Nominację Marka Belki na Prezesa Narodowego Banku Polskiego przez Bronisława Komorowskiego to już krok w stronę elektoratu lewicowego. Przypominam, że Belka był Premierem rządu powołanego m.in. przez SLD. Politycy PiS również „puszczają oczko” do elektoratu Napieralskiego. Mówią o bliskości w sferze wrażliwości społecznej.

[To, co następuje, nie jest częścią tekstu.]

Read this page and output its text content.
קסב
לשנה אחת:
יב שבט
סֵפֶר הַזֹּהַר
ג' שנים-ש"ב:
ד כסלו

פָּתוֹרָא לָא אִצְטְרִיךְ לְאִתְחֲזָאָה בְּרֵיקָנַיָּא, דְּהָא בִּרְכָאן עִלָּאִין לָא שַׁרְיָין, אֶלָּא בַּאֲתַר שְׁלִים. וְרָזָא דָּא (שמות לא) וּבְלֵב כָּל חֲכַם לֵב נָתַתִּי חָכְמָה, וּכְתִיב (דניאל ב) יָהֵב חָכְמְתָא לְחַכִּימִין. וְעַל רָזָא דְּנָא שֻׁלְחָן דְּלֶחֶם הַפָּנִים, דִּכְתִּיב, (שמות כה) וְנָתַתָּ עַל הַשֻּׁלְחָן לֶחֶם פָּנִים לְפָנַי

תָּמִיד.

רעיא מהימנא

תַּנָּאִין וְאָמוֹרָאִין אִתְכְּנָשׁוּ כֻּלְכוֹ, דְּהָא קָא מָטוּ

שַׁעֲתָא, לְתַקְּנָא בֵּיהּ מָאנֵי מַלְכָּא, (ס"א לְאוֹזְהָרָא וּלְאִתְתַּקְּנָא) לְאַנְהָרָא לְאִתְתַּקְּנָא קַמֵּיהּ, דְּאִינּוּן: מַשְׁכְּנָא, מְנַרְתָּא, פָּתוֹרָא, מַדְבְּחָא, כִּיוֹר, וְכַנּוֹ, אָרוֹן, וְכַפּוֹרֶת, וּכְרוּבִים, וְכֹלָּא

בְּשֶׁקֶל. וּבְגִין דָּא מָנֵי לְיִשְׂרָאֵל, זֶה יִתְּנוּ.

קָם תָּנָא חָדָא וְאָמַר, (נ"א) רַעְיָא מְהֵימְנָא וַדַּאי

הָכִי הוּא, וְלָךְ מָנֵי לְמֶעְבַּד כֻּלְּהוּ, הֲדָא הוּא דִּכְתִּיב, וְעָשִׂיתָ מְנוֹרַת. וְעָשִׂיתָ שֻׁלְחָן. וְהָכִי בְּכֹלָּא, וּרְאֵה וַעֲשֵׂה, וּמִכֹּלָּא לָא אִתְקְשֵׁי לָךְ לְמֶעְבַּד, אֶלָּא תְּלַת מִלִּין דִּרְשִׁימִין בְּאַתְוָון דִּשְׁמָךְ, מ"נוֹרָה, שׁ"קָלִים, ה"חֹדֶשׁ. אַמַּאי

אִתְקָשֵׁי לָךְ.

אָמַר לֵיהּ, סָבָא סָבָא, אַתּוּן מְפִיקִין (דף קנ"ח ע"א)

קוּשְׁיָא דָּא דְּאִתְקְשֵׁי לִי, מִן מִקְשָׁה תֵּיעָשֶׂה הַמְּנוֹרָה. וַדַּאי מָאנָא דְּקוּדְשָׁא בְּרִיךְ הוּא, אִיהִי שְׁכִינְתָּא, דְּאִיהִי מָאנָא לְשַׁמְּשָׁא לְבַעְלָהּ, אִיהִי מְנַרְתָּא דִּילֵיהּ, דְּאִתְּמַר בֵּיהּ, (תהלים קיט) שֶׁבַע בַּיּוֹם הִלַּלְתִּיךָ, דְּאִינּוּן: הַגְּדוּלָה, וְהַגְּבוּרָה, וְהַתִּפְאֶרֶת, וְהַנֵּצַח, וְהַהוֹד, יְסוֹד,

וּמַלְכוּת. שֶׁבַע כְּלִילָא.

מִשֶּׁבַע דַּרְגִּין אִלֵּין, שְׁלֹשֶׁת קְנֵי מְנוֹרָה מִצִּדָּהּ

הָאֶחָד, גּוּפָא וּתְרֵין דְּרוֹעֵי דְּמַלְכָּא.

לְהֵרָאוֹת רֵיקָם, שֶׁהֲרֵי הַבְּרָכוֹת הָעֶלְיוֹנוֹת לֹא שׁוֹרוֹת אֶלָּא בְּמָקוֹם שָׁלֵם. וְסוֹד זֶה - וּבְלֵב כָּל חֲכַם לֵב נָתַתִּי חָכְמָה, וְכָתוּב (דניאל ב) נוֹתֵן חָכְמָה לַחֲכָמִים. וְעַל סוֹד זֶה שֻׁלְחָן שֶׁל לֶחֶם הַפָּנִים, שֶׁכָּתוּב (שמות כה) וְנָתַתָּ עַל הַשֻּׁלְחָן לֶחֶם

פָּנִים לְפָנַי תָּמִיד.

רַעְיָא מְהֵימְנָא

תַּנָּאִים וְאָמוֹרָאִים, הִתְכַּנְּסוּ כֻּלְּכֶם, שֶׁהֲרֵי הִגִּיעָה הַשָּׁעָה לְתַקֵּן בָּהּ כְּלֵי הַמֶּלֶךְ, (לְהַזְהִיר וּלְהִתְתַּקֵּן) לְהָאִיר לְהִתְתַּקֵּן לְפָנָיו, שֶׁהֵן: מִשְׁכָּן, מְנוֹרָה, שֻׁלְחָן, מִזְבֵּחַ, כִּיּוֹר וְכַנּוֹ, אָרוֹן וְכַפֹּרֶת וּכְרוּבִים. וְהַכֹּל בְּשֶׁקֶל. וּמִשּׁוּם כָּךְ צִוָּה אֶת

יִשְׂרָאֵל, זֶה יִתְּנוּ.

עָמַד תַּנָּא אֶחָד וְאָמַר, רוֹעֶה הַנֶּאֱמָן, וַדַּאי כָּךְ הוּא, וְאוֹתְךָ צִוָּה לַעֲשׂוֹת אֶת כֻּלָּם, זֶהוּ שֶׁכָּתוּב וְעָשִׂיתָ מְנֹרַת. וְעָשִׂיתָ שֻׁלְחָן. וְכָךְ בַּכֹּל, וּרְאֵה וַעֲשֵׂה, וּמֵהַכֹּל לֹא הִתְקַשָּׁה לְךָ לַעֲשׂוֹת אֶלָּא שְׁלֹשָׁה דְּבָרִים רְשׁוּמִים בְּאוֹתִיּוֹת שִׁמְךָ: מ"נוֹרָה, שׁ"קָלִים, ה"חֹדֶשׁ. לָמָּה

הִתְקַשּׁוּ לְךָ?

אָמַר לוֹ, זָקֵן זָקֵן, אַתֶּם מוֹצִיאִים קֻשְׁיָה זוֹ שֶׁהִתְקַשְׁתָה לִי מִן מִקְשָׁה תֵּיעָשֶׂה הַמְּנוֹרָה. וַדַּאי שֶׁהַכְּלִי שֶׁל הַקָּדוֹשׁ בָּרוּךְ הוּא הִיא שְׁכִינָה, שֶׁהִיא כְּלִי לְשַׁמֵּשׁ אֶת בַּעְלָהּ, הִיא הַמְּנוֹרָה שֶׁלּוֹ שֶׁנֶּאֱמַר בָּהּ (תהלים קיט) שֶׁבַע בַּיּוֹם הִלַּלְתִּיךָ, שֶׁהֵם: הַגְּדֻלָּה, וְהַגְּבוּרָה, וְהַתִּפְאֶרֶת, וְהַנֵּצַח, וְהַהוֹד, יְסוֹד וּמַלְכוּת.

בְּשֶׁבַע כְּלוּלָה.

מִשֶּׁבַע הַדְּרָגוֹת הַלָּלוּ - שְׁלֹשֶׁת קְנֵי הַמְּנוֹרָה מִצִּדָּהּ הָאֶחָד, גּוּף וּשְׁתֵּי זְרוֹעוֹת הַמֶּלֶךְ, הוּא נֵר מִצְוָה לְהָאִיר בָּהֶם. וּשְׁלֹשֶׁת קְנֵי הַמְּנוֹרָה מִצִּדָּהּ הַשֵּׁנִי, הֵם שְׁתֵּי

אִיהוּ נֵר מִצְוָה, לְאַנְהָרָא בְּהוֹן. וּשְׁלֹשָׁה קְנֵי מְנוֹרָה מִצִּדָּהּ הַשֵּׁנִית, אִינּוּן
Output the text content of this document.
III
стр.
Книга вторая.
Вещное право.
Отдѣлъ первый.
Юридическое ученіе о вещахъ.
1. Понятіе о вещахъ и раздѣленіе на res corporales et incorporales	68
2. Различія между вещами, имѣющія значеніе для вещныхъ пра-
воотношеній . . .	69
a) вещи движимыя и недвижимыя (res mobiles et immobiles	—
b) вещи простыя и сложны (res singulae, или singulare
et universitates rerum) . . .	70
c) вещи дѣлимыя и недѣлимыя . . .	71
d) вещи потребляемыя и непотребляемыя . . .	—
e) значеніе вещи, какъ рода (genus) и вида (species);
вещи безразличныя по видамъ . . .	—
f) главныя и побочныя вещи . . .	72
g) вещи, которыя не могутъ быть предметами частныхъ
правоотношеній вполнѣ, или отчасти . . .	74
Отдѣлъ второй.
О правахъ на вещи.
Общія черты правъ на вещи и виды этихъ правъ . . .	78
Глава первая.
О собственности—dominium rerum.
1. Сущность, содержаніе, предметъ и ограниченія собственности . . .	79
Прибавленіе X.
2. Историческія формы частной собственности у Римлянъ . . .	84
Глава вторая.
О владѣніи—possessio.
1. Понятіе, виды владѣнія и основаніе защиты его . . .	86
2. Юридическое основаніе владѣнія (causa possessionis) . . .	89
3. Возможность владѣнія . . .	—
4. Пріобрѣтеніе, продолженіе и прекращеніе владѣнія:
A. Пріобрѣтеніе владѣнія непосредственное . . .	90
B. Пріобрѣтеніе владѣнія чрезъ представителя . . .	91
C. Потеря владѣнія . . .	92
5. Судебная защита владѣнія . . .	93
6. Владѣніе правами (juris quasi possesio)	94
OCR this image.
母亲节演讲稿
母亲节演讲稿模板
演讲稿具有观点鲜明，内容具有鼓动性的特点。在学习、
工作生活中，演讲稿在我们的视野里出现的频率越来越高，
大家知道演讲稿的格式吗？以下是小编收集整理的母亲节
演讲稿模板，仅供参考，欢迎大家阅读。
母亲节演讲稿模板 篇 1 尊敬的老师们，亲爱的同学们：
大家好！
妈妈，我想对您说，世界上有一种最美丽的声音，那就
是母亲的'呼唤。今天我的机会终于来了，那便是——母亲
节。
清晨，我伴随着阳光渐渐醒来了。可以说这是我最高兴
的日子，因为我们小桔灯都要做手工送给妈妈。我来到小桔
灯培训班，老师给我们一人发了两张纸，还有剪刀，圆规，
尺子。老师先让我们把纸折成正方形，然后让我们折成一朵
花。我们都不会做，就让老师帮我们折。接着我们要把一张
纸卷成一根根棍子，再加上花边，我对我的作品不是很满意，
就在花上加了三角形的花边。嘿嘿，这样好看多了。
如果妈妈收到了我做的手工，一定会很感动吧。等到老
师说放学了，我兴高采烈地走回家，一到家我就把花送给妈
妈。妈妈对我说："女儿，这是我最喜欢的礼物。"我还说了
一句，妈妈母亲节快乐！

Komu do kogo bliżej? Jeśli w drugiej turze spotka się Komorowski z Kaczyńskim to głosy lewicowe rozłożą się w większości na korzyść kandydata Platformy Obywatelskiej, a w zdecydowanie mniejszej części na kandydata PiS. To mogą być jednak głosy decydujące o wygranej lub porażce. Zdają sobie z tego sprawę sztaby wyborcze obydwu Panów. Trzeba jednakże też przewidzieć, że cześć elektoratu kandydata SLD nie weźmie udziału w drugiej turze wyborów jeśli nie będzie tam Napieralskiego.
Całkiem subiektywnie to mnie bardzo podobała się szczera wypowiedź Grzegorza Napieralskiego. Odniósł się w niej do sondaży przedwyborczych prognozujących jego małe szanse na wygraną prezydencką. Powiedział mniej więcej coś takiego, że walczy o dobry wynik dla programu wyborczego, który będzie chciał przełożyć na wybory parlamentarne, tak aby współtworzyć ewentualną koalicję rządową.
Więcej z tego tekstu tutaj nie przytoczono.